I look forward to it being open sourced. I think many people (myself included) will use it to ETL from legacy source databases where schema is not very well suited for loading delta sets of data. The commercial CDC products out there (e.g. Attunity) make it difficult for developers to customize and contribute to. I am working on a solution to grab CDC data by reverse engineering the SQL Server transaction logs and would be happy to conform to a common CDC abstraction.
I see this being used to bring transactions out of relational business software databases and into multiple specialized systems--a graph database, a statistical platform, an HDFS store, an in-memory BI store, and a stream database--all at the same time. I'm excited to hear about this because it is a critical piece of my vision for the future of business software.
First of all, thank you for sharing this with us.

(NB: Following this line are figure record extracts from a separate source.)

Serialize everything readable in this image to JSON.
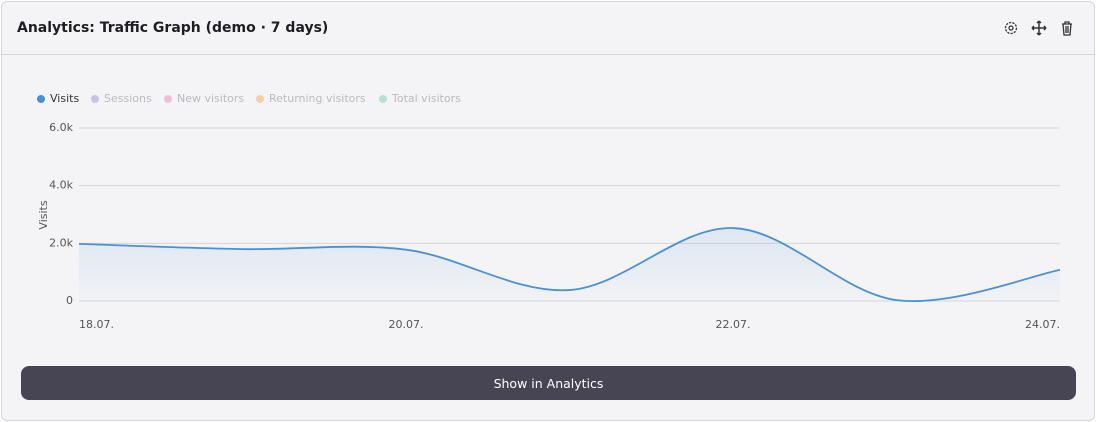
{
  "header": {
    "title": "Analytics: Traffic Graph (demo · 7 days)"
  },
  "chart_data": {
    "type": "line",
    "categories": [
      "18.07.",
      null,
      "20.07.",
      null,
      "22.07.",
      null,
      "24.07."
    ],
    "series": [
      {
        "name": "Visits",
        "color": "#4a90d9",
        "values": [
          1980,
          1800,
          1780,
          380,
          2530,
          30,
          1080
        ]
      }
    ],
    "legend": [
      {
        "name": "Visits",
        "color": "#4a90d9",
        "active": true
      },
      {
        "name": "Sessions",
        "color": "#c9c2e6",
        "active": false
      },
      {
        "name": "New visitors",
        "color": "#f0bcd6",
        "active": false
      },
      {
        "name": "Returning visitors",
        "color": "#f5cfa6",
        "active": false
      },
      {
        "name": "Total visitors",
        "color": "#b6e3cd",
        "active": false
      }
    ],
    "ylabel": "Visits",
    "ylim": [
      0,
      6000
    ],
    "yticks": [
      0,
      {
        "value": 2000,
        "label": "2.0k"
      },
      {
        "value": 4000,
        "label": "4.0k"
      },
      {
        "value": 6000,
        "label": "6.0k"
      }
    ],
    "grid": true
  },
  "button": {
    "label": "Show in Analytics"
  }
}
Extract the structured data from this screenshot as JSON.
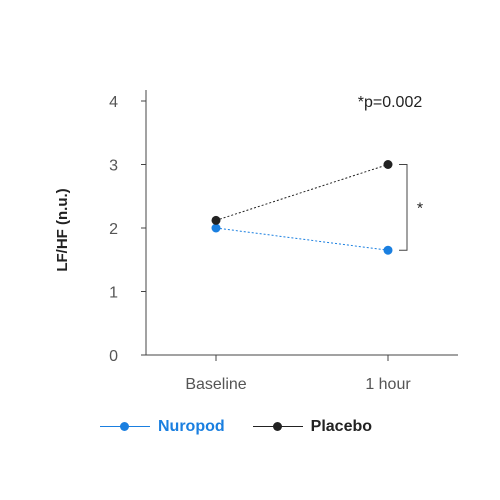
{
  "chart_data": {
    "type": "line",
    "categories": [
      "Baseline",
      "1 hour"
    ],
    "series": [
      {
        "name": "Nuropod",
        "values": [
          2.0,
          1.65
        ],
        "color": "#1a7fe0",
        "line_style": "dotted"
      },
      {
        "name": "Placebo",
        "values": [
          2.12,
          3.0
        ],
        "color": "#222222",
        "line_style": "dotted"
      }
    ],
    "title": "",
    "xlabel": "",
    "ylabel": "LF/HF (n.u.)",
    "ylim": [
      0,
      4
    ],
    "yticks": [
      "0",
      "1",
      "2",
      "3",
      "4"
    ],
    "grid": false,
    "legend_position": "bottom-left",
    "annotations": {
      "p_value": "*p=0.002",
      "significance_marker": "*"
    }
  }
}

I do not understand the ETL aspects well enough, but here is my attempt to see how MongoDB fits in this scheme. I am very likely overly simplifying things here, but please bear with me. :)
So there is a regular DB that we all know of which stores the primary data. This DB publishes it's changes sequentially, which are captured and kept in a fixed sized buffer and made available to subscribers. This buffer of changes is regularly backed on to disk. A new member intending to do a full sync can pull changes from the backed up copy. The data with the subscribers can be acted upon to derive other meaningful data.

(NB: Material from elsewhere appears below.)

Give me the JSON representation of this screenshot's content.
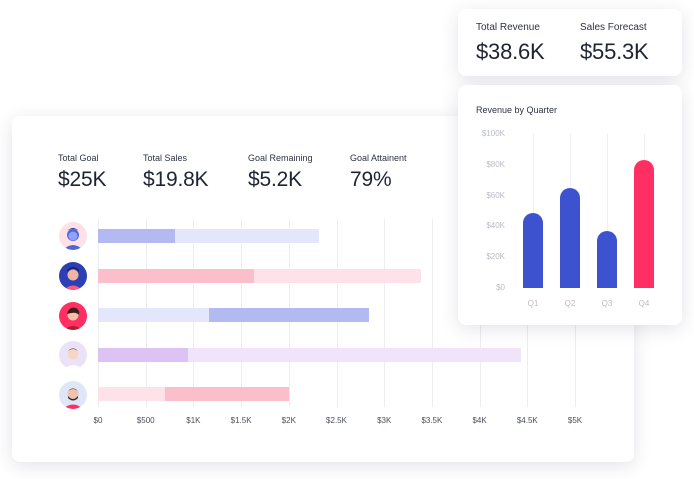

It appears to me that MongoDB provides all these things, or at least the basic infrastructure to build such a system.
The regular DB is the MongoDB. It publishes the changes in the form of an oplog - which is typically memory mapped. A client can open a tailable cursor to the oplog collection and stream in the changes to the DB as they happen. The clients can be associated with secondary DBs arranged as part of a Replica Set, on which Map-Reduce or Aggregation tasks can be run. One of the secondaries can act like the "Bootstrap Server". (A new secondary can be brought up from another secondary by doing a full sync). The oplog of this special secondary can probably act like the "Relay" to avoid load on the primary.
Does this make any sense? Was MongoDB evaluated for this project?

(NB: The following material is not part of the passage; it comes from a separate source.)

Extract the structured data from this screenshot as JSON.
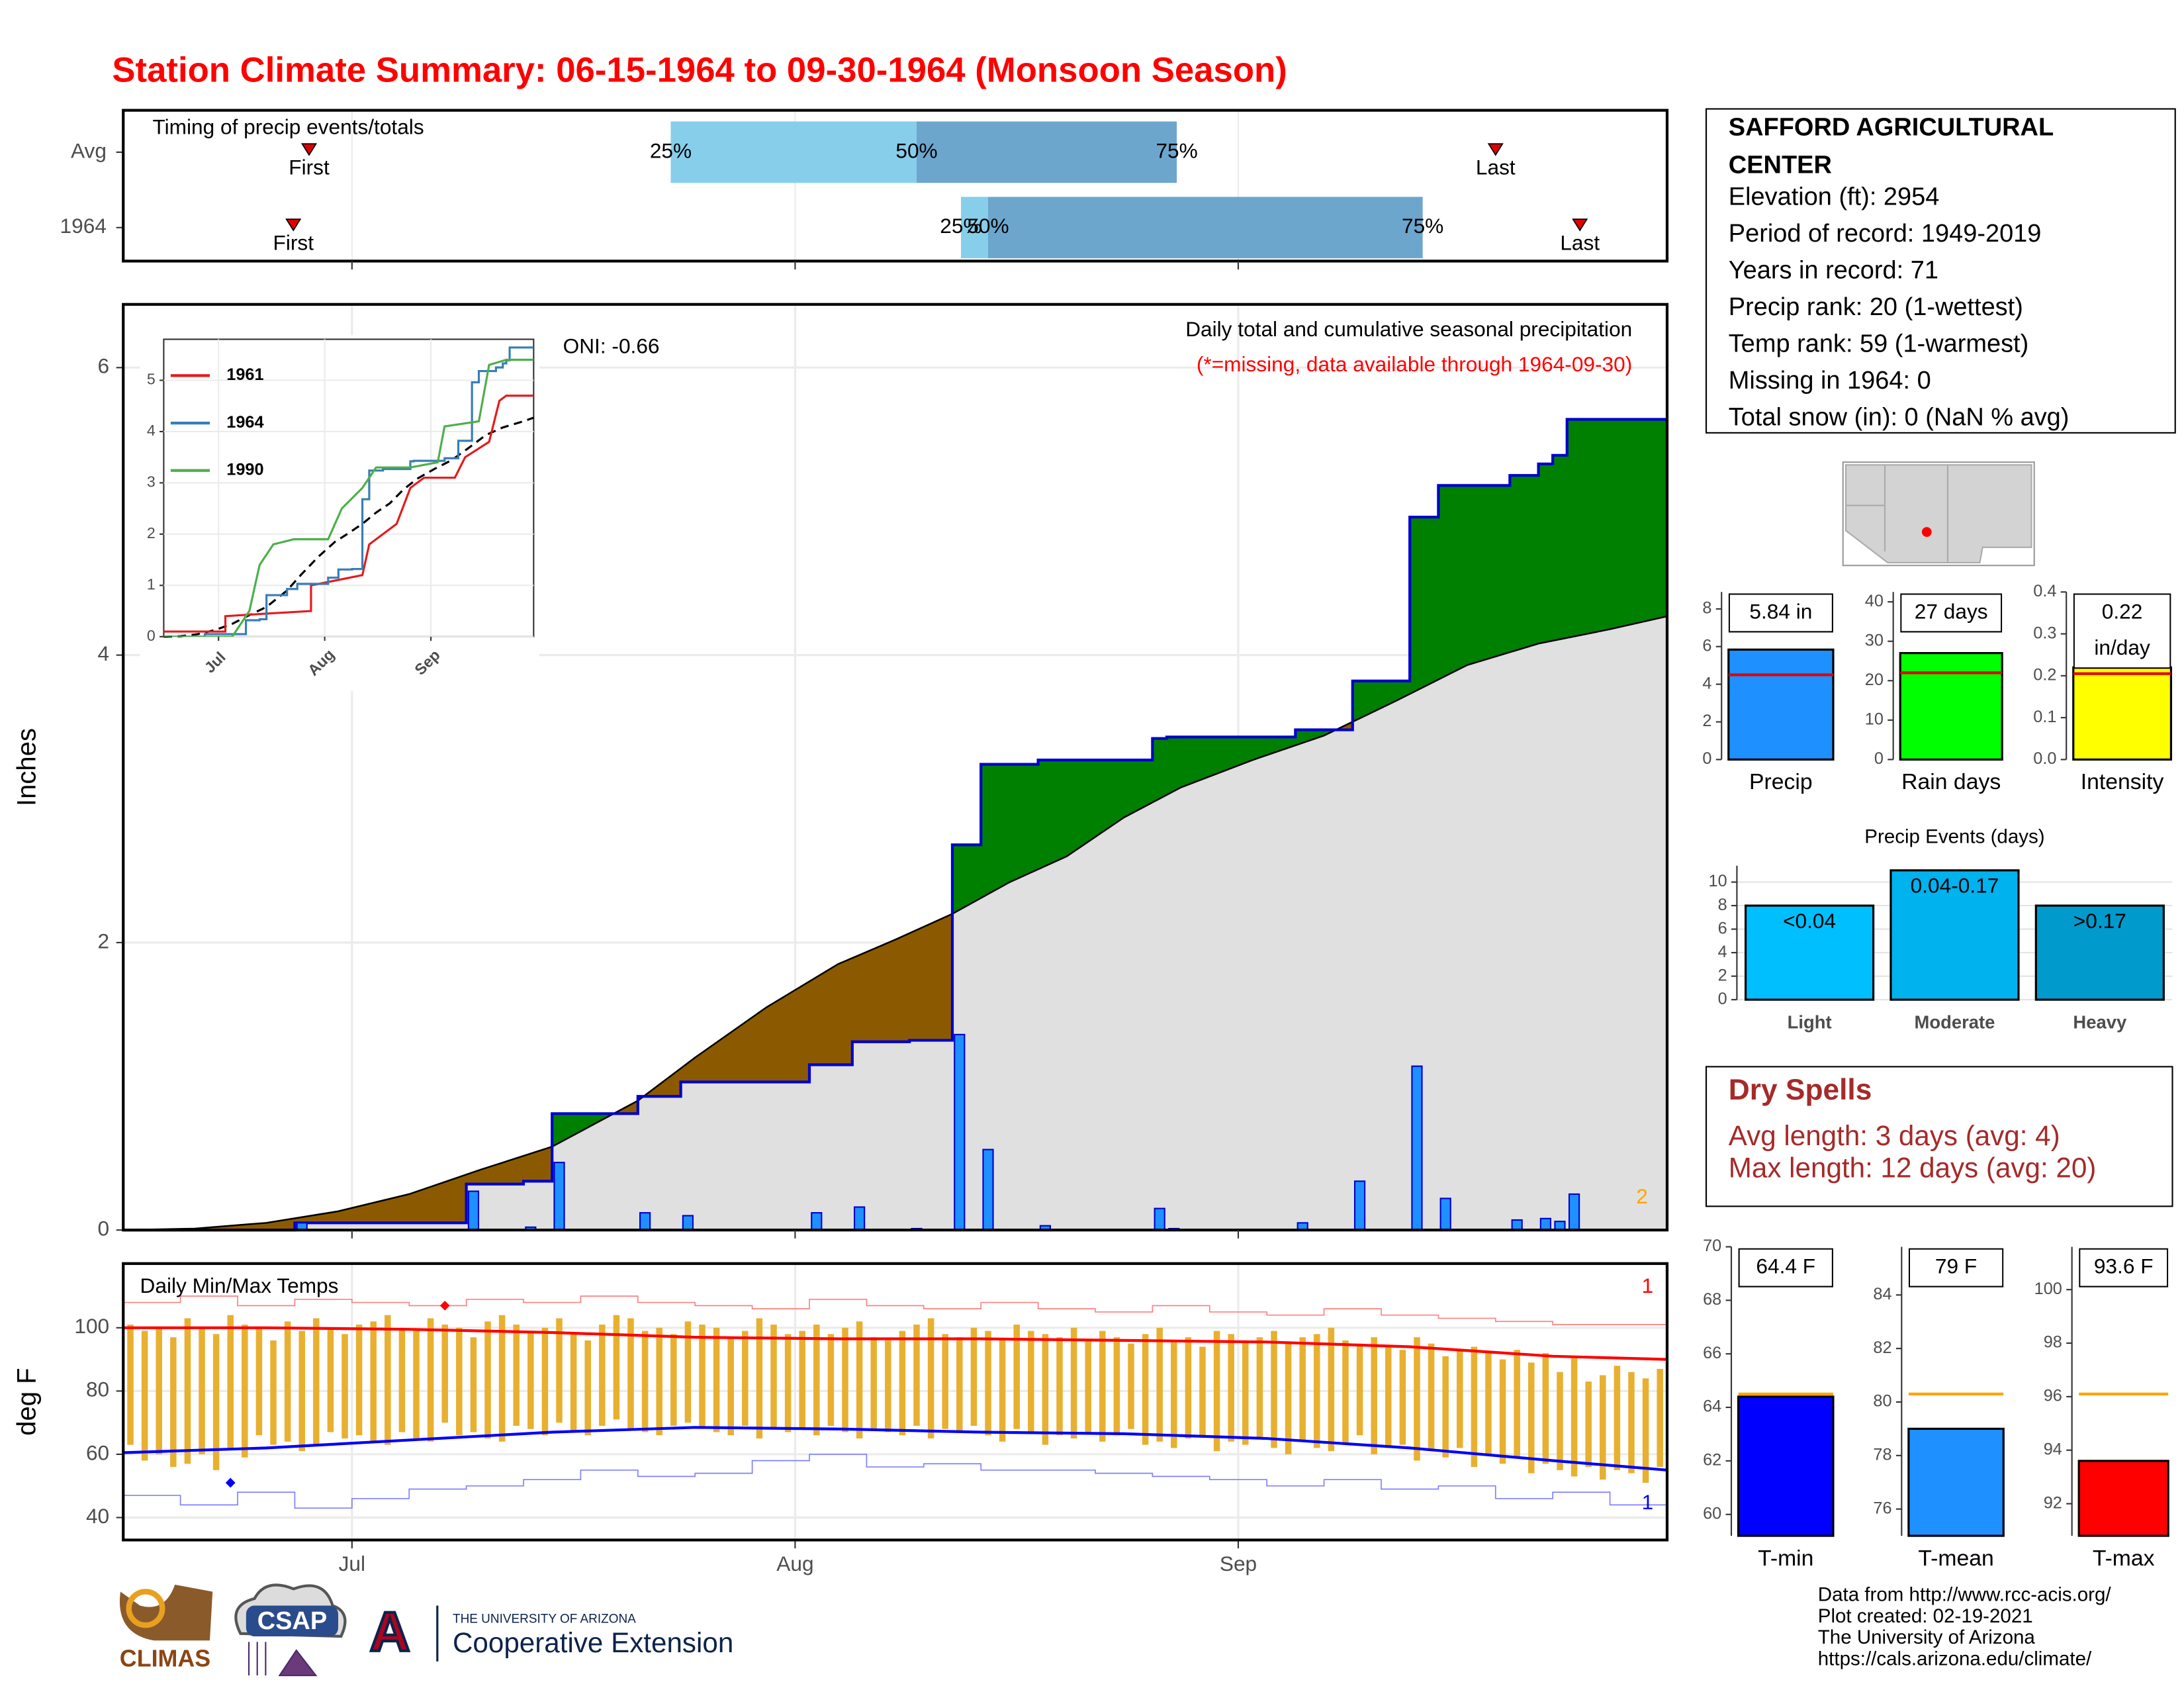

Any thoughts on this would be appreciated.
OTOH, now if this has to work with a particular database then will there be "Databus drivers" for each of those databases? For instance, if this has to work with MongoDB, there has to be a MongoDB driver which can understand the oplog format published by MongoDB and make it available in a common format to clients.
Or would you be publishing a standard and asking databases developers to provide changes as per that standard?
Once again, thank you.
Btw, I am also waiting for that post on Espresso. :)
-- Brahmana
Sid, nice post. We're doing something similar at Yammer for our near-realtime search. Databus looks much more extensive, but the principles are similar. We're using BDB JE as the backing store for what's essentially a change set service. The Rails application, on updating an ActiveRecord model, beacons that change to the change set service. The change set service indexes the change. Another service traverses the change set index and generates Lucene indices. There's some extra bits for dependencies between models so when a dependent model updates, the model dependent upon it is "invalidated" so it gets reindexed.
I'd be really curious to learn more and to get a crack at the open source bits. What we have has served our needs for the most part, but it can definitely improve.
Sid,
Good post and thanks for sharing this. We are looking to yet re-invent the wheel creating something very similar to what you have described above. Do you have any idea when the bits may be available to start trying out? We would be very interested in leaning more about the offering and taking a look at the open source code and contributing back if applicable.
I'm trying to find the specifics on how the relay pulls committed changes out of the DB.
Is there any video or document describing this in detail?
As I understand it's used today on Oracle. Does the technique depend on specific Oracle capabilities or can it be implemented on a "generic" RDBMS?
Can Databus Relay pull Transactions from MS SQL Server (the source Database).